As you get deeper into the game the puzzles slowly increase in complexity. You are introduced to splitters that direct the flow in multiple directions, and ribbons you can draw out from base towers to create directional walls. One of the game highlights is a level that creates a flowing heart, and other solutions that require you to use objects more than once in slightly different ways.

How could it be improved? I understand what Many Monkeys, the developers were trying to do this with this game. The game feels like an experiment in creating a relaxing puzzle game. Although that provides a point of difference and does lessen the stress in game, having all the levels already unlocked takes away the elated feeling when you complete a level and unlock a new one, common to just about all puzzle games. Skipping ahead is too easy, and I found myself doing this regularly to experience some new game concepts further down the line. No scores or Gamecenter also leaves you feeling that there isn’t much point to replay any levels, there is no gauge as to how you did, no stars to earn or rewards to gain other than checking off the level circles as complete.

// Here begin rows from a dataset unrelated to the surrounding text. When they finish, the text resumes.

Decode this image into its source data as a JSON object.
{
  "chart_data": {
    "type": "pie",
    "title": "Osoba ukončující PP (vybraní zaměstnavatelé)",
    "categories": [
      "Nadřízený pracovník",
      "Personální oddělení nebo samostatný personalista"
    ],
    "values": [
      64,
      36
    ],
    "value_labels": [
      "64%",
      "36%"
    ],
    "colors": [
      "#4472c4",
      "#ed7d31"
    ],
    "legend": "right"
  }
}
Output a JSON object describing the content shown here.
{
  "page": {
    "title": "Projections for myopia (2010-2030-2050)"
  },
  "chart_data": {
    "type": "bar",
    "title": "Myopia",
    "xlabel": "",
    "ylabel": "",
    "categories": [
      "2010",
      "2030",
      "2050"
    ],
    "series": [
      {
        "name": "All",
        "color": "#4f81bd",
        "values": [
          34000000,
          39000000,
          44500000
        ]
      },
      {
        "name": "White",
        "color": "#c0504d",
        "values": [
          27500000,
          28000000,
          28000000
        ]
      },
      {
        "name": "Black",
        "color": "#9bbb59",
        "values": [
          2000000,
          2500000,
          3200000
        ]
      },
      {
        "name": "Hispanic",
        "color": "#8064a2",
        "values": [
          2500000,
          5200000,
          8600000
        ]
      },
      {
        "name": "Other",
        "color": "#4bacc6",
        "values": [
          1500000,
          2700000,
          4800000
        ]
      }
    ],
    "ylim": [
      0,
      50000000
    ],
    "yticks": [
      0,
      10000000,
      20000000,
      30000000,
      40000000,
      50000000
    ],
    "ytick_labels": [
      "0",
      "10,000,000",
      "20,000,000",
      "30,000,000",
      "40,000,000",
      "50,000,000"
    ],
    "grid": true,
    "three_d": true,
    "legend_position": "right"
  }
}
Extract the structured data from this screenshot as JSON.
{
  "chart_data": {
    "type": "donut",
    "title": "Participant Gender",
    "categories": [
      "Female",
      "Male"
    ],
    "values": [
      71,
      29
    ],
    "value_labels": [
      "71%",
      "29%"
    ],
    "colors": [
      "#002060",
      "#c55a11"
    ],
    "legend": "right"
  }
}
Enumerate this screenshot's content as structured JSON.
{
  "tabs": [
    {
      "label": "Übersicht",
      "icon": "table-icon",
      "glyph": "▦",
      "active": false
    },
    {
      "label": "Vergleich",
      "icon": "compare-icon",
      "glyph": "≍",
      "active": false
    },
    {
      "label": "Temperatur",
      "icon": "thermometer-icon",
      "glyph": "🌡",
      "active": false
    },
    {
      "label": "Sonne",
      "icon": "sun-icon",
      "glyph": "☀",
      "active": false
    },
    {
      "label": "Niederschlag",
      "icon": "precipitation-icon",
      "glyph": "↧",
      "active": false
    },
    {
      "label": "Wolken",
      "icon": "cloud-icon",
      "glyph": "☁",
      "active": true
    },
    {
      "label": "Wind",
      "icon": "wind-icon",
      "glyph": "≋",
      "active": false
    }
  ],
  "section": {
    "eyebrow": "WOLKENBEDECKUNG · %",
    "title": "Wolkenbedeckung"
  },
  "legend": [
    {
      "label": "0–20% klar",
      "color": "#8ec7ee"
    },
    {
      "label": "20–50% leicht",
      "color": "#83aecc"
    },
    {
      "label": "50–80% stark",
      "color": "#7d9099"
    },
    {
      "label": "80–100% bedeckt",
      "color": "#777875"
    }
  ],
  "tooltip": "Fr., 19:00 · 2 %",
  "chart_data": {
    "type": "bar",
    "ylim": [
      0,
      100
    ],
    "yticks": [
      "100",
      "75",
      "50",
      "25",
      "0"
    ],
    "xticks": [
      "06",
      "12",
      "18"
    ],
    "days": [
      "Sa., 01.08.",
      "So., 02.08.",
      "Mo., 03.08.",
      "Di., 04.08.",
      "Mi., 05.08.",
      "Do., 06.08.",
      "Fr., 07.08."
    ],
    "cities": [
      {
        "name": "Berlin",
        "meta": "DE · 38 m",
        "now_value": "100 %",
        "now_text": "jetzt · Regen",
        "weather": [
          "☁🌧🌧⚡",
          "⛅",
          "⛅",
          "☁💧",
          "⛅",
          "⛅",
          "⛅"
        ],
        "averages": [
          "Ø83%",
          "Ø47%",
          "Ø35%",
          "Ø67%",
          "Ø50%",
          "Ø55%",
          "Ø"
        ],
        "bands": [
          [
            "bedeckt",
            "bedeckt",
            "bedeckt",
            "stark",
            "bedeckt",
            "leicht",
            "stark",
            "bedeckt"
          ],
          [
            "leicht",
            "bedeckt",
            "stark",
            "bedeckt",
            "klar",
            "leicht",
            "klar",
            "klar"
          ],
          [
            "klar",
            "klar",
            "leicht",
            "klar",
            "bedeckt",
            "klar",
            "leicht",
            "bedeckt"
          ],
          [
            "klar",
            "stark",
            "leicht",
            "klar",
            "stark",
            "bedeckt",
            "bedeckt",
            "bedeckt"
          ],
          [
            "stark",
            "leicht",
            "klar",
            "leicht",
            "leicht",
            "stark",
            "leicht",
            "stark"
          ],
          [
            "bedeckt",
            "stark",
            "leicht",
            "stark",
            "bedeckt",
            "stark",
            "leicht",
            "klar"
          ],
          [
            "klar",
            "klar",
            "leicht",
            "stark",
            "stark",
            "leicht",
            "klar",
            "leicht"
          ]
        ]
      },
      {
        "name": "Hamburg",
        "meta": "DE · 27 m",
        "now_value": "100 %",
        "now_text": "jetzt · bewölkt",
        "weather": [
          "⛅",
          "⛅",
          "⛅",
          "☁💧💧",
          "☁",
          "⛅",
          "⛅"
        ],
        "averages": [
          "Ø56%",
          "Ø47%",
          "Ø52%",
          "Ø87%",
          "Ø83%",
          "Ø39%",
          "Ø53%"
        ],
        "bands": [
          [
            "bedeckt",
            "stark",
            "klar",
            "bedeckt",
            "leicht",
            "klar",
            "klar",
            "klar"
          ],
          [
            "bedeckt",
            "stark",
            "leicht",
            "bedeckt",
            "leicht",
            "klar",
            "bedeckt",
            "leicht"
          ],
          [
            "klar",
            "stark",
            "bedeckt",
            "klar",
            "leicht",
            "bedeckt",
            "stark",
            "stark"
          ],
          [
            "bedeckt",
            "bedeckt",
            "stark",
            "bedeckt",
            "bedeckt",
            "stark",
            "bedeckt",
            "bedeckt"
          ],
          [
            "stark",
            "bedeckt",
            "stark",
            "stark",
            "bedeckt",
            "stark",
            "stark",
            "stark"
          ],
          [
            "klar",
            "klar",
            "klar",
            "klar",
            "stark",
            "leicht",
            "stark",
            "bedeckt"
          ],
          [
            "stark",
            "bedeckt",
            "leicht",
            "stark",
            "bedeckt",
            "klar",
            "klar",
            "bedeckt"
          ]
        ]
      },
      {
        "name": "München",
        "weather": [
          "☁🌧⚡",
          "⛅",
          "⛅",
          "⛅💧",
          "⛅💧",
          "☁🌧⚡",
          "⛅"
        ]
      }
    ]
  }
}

The reason the game is so open is most likely because they wanted the experience to be more like relaxing while reading a book; you can skip ahead if you want to, people know they are taking it out of context, but if you do want to jump ahead it’s fine. It also leaves things a bit mysterious so people can uncover the game on their own terms. However in an future update I’ve heard there may be the addition of some subtle rings in earlier levels to help guide people through the basics.


My only other suggestion would be to add a few more tools to the sandbox, the ones on offer are amazingly unique but they are introduced infrequently. With open levels I think that keeping the user engaged and playing in order is crucial. Adding in some more tools, like a few additional color filters, or perhaps some different shaped stones would have made the game even more engaging.

The game is a great achievement. It reportedly took the developers Many Monkeys 24 months to complete, 9 of which just to build the particle engine and get the flow to interact and move in just the right way. The particles feel like a life force, invoking the concept of flowing strands of DNA which suits the game really well.


Many Monkeys have 1 more season to add, with many more levels hopefully coming soon in an update. The next step after that will be a sort of sequel. Their aim will be to create an alternate version of the game set in a 3D space like environment where you will need to manipulate flows that go up and down in 3D space as well. It’s an ambitious idea and it will be interesting to see how they do it.

I have to say I enjoyed Breath of Light, both for the uniqueness of the game play and the quality of the graphics and soundtrack. The game is about evoking feelings and emotions, it’s quite mesmerizing to play. Matt Ditton the founder of Many Monkeys started his career as an artist, and you can feel the considered creative influence behind every choice made in the game. It’s not just unique, Breath of Light is pushing boundaries in terms of what a game can or should be and is definitely worth a look.